Касымов достал из портфеля стеклянную банку с алычовым вареньем. Олег почувствовал вставший в горле ком – настолько неуместно выглядел в коштырской тюрьме этот подарок, напоминавший об уюте и о доме. На обратном пути в камеру надзиратели её, конечно, отобрали. Потом ходили подобревшие, улыбаясь блестящими от варенья губами, пару ложек на дне даже оставили Олегу. А он в тот день, лёжа после свидания с Тимуром с закрытыми глазами на своих нарах, думал сначала о Заре, потом о том, что ему, выходит, так и не удалось встретиться с настоящим Народным Вожатым, и, наконец, о том, что сочиненная Касымовым в предисловии к его коштырскому сборнику биография, где Олег представлен не просто поэтом, а еще и прошедшим тюрьму революционером, неожиданно и нелепо сбылась.


Намного чаще, чем о Заре, думал Печигин в тюрьме о Полине.
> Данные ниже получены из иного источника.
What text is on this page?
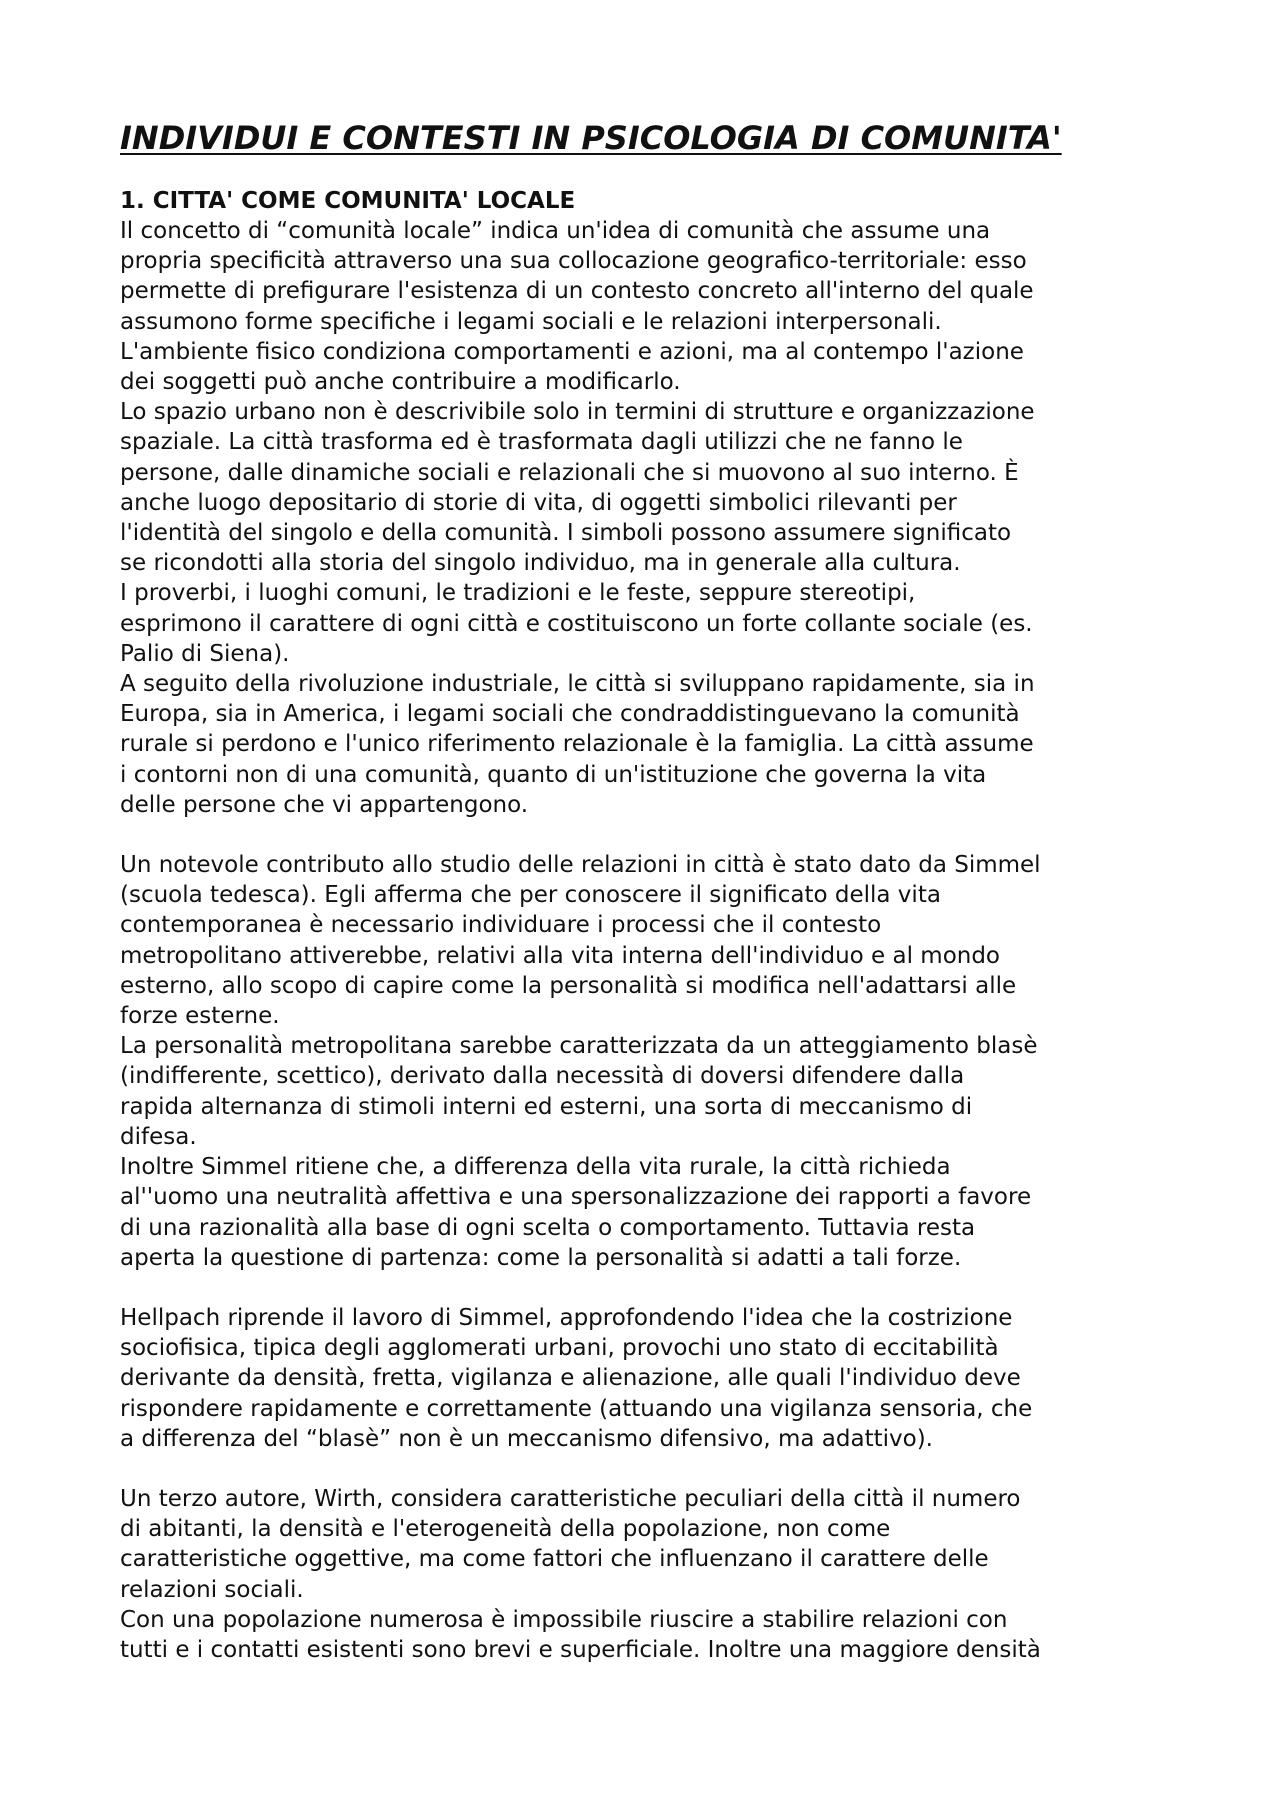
INDIVIDUI E CONTESTI IN PSICOLOGIA DI COMUNITA'
1. CITTA' COME COMUNITA' LOCALE

Il concetto di “comunità locale” indica un'idea di comunità che assume una
propria specificità attraverso una sua collocazione geografico-territoriale: esso
permette di prefigurare l'esistenza di un contesto concreto all'interno del quale
assumono forme specifiche i legami sociali e le relazioni interpersonali.

L'ambiente fisico condiziona comportamenti e azioni, ma al contempo l'azione
dei soggetti può anche contribuire a modificarlo.

Lo spazio urbano non è descrivibile solo in termini di strutture e organizzazione
spaziale. La città trasforma ed è trasformata dagli utilizzi che ne fanno le
persone, dalle dinamiche sociali e relazionali che si muovono al suo interno. È
anche luogo depositario di storie di vita, di oggetti simbolici rilevanti per
l'identità del singolo e della comunità. I simboli possono assumere significato
se ricondotti alla storia del singolo individuo, ma in generale alla cultura.

I proverbi, i luoghi comuni, le tradizioni e le feste, seppure stereotipi,
esprimono il carattere di ogni città e costituiscono un forte collante sociale (es.
Palio di Siena).

A seguito della rivoluzione industriale, le città si sviluppano rapidamente, sia in
Europa, sia in America, i legami sociali che condraddistinguevano la comunità
rurale si perdono e l'unico riferimento relazionale è la famiglia. La città assume
i contorni non di una comunità, quanto di un'istituzione che governa la vita
delle persone che vi appartengono.

Un notevole contributo allo studio delle relazioni in città è stato dato da Simmel
(scuola tedesca). Egli afferma che per conoscere il significato della vita
contemporanea è necessario individuare i processi che il contesto
metropolitano attiverebbe, relativi alla vita interna dell'individuo e al mondo
esterno, allo scopo di capire come la personalità si modifica nell'adattarsi alle
forze esterne.

La personalità metropolitana sarebbe caratterizzata da un atteggiamento blasè
(indifferente, scettico), derivato dalla necessità di doversi difendere dalla
rapida alternanza di stimoli interni ed esterni, una sorta di meccanismo di
difesa.

Inoltre Simmel ritiene che, a differenza della vita rurale, la città richieda
al''uomo una neutralità affettiva e una spersonalizzazione dei rapporti a favore
di una razionalità alla base di ogni scelta o comportamento. Tuttavia resta
aperta la questione di partenza: come la personalità si adatti a tali forze.

Hellpach riprende il lavoro di Simmel, approfondendo l'idea che la costrizione
sociofisica, tipica degli agglomerati urbani, provochi uno stato di eccitabilità
derivante da densità, fretta, vigilanza e alienazione, alle quali l'individuo deve
rispondere rapidamente e correttamente (attuando una vigilanza sensoria, che
a differenza del “blasè” non è un meccanismo difensivo, ma adattivo).

Un terzo autore, Wirth, considera caratteristiche peculiari della città il numero
di abitanti, la densità e l'eterogeneità della popolazione, non come
caratteristiche oggettive, ma come fattori che influenzano il carattere delle
relazioni sociali.

Con una popolazione numerosa è impossibile riuscire a stabilire relazioni con
tutti e i contatti esistenti sono brevi e superficiale. Inoltre una maggiore densità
О ней, о Касымове, о разговорах в кафе на «Пролетарской», о многих других московских местах и людях. Ему казалось, что если удастся хоть один разговор, хоть одного человека или место вспомнить до конца, с абсолютной точностью, то он непременно выберется из тюрьмы. Нужно было только достичь того, чтобы воспоминание стало убедительней окружающего, чтобы запах Полининых духов заглушил вонь «севера», а давний спор с Касымовым позволил не слышать чесания Муртазы на соседних нарах, – и это будет первым шагом на свободу, зароком того, что его оправдают и выпустят. Полина притягивала его память сильней всего, кажется, никогда с тех пор, как они расстались, он не думал о ней с таким упорством, как теперь, в камере. Выражения её лица, её платья, места и ситуации, в которых они встречались, её снимки в журналах (эти когда-то ненавистные Печигину и не похожие на неё фотографии вспоминались гораздо отчетливей живой Полины, вытесняли и подменяли её) – всё это почти заслоняло от него тюрьму, но достаточно было кому-то из сокамерников шумно повернуться на нарах, чтобы память сдалась под напором реальности, укрыться в ней не удавалось. Бессилие памяти обостряло ставшую уже привычной тоску, она обжигала с новой силой, и Олег давил, морщась, на свои синяки, чтобы заглушить её физической болью. Это помогало.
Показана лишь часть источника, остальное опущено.